“I didn’t know that”. How many times have you heard those words from a family member, friend or co-worker while helping to setup a new Windows 10 machine. Or, even helping out with a PC that may be months old, or maybe running Windows 10 for more than a year. It’s no surprise. Microsoft has done an excellent job of hiding the fact that they have an; App, Music, Movie, Game Store presence. Unless you are an Insider, or someone who really embraces the Microsoft ecosystem, you wouldn’t know it existed either. Of the 30 or 40 friend and co-worker personal and business Windows 10 devices I have encountered the past year, I have yet to find a single person who knew that the Store existed and was readily available from their machines. A dead giveaway; they are still looking at the weather for Washington, D.C. Or more accurately, they have never even noticed that flipping tile.

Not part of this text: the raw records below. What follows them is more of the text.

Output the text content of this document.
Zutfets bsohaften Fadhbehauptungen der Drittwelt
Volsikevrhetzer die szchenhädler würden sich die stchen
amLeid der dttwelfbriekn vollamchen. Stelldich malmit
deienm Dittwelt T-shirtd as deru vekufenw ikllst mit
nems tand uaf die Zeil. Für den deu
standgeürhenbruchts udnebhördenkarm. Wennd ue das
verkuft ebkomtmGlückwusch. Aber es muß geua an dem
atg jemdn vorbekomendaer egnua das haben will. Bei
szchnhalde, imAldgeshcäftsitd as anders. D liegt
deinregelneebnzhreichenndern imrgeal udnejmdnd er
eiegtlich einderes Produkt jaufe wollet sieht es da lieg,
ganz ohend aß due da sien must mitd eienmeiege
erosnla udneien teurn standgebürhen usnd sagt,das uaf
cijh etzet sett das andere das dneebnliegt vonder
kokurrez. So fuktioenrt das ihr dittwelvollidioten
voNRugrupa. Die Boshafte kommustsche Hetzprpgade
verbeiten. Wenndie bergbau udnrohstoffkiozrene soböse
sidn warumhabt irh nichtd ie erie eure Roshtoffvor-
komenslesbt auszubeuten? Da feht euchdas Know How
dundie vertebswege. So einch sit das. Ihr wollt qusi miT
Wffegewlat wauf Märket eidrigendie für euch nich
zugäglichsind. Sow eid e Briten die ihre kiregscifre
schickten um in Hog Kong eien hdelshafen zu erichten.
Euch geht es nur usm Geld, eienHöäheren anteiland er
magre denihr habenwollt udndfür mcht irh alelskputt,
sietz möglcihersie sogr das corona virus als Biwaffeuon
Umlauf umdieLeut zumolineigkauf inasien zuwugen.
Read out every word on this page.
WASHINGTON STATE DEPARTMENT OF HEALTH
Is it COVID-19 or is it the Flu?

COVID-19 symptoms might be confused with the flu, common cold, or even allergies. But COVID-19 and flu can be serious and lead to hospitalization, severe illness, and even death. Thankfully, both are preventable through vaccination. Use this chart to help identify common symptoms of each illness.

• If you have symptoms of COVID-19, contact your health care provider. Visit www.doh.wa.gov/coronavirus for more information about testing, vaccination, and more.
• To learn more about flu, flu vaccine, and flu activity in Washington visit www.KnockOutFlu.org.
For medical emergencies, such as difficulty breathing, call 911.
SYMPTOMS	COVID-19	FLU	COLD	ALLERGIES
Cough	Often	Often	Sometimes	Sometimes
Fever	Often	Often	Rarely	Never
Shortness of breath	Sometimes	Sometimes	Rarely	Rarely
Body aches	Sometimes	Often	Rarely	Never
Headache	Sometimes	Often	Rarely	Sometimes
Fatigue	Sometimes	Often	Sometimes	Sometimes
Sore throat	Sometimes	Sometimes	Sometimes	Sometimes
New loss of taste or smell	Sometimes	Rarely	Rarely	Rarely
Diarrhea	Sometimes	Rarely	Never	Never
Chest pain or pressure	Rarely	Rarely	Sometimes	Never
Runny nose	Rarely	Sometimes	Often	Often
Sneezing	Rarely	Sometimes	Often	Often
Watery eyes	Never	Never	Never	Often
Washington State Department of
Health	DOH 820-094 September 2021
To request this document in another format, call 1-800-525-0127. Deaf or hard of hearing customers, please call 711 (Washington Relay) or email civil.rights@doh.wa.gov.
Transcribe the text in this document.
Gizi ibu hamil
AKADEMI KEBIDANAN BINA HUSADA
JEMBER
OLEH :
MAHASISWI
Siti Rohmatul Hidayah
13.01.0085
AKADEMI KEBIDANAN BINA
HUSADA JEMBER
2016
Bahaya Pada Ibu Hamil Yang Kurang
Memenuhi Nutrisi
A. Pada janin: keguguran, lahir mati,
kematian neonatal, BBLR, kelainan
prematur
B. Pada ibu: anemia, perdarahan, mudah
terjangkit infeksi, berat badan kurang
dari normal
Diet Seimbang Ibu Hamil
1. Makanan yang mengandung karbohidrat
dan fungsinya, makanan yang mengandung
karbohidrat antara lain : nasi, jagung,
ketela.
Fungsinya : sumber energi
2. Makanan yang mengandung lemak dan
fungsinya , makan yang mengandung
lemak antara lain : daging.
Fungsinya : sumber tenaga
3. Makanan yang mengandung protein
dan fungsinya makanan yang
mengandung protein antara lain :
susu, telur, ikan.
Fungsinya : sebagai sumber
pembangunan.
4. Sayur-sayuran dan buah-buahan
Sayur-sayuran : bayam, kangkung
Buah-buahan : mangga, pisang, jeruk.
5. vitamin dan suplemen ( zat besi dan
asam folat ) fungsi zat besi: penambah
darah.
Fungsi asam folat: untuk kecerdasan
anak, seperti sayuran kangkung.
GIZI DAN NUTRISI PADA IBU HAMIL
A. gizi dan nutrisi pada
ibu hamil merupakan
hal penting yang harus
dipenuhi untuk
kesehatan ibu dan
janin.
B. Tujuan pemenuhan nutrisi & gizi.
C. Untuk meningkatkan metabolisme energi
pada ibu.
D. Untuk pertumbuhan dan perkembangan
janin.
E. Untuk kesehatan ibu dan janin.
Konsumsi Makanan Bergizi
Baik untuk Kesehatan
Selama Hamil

I sort of expected and forecasted this when Microsoft shifted away from the “not to well received” Windows 8.x to Windows 10, hiding all those bright and flippy live tiles behind a button. Most of the users I have encountered have never touched or moved any of the default tiles that WIndows 10 sets up initially. They don’t know they have a Mail app, a Calendar app, or even a News app. And they especially don’t know they have a Weather app. They do click the Start menu button and focus their eyes on the left side of the screen, not brave enough to touch anything a little over to the right. And their eyes light up in amazement when I tap a letter on their Start menu to collapse the jump list and drill down to W. That’s usually followed with a, “Wait, do that again”. When live tiles were delegated to the Start menu, they even became a little less important for me. Imagine, a new user who had never seen one. They’re not missing anything. Seriously, do you open the Start menu to see the flipping News/Sports/Money tiles to read headlines. I don’t think so.
Microsoft’s on again, off again, multiple resets of their Windows Mobile/Phone/Mobile strategy have certainly not helped things. Universal apps are a good thing. But if everyone left using a Windows Mobile device can fit in a Clown car at the same time, does it really matter. People complain and are dismayed when an important app provider vacates the Microsoft App Store. First Pay Pal, then Amazon (returning with a half baked piece of crap). Followed by eBay. And today the announcement that Package Tracker, an app I have used since it was released, has shut down their servers due to a lack of interest. Sorry, but only Microsoft is to blame for this. Let’s just forget about Windows Mobile and their dwindling user base for now. Anything Microsoft and developers get from WM users is a bonus, but don’t expect it to pay any bills. Or even pay for a latte at Starbucks. With Windows 10 active on well over 300 million devices worldwide though, can you honestly tell me that maybe 50,000 of those users would not have an interest in Package Tracker for $2.99, if they only knew it existed. That’s 0.00015% of W10 users worldwide. Shouldn’t that be achievable for, say the top 100 to 300 apps (not games) in the Microsoft App Store. After I discovered that Package Tracker was no long syncing earlier this week I went to the Store to look for an alternative. What I found was a limited load of crap. So, here was an app that synced seamlessly and reliably across my 8 Windows devices, provided real time notifications, and had virtually zero competition. And they shut down due to lack of interest. That’s sad. No, that’s criminal. Microsoft should be apologizing to all of us loyal users, while offering to provide free Cloud resources to the developer of Package Tracker. It’s the very least they should do. Shame on you Microsoft for creating a Store and leaving those that try to make it work, out to dry. Oh, and reading about the new mystery OS, Windows 10 Cloud today. An OS that will “ONLY INSTALL MICROSOFT STORE APPS!” This is a non-starter. And if I was an OEM, I would tell Microsoft they were fucking nuts if they thought I would invest one ounce of energy in building something that would run this “dead on arrival” OS. Even the Education and Business sectors would have second thoughts after researching what Store apps actually implies.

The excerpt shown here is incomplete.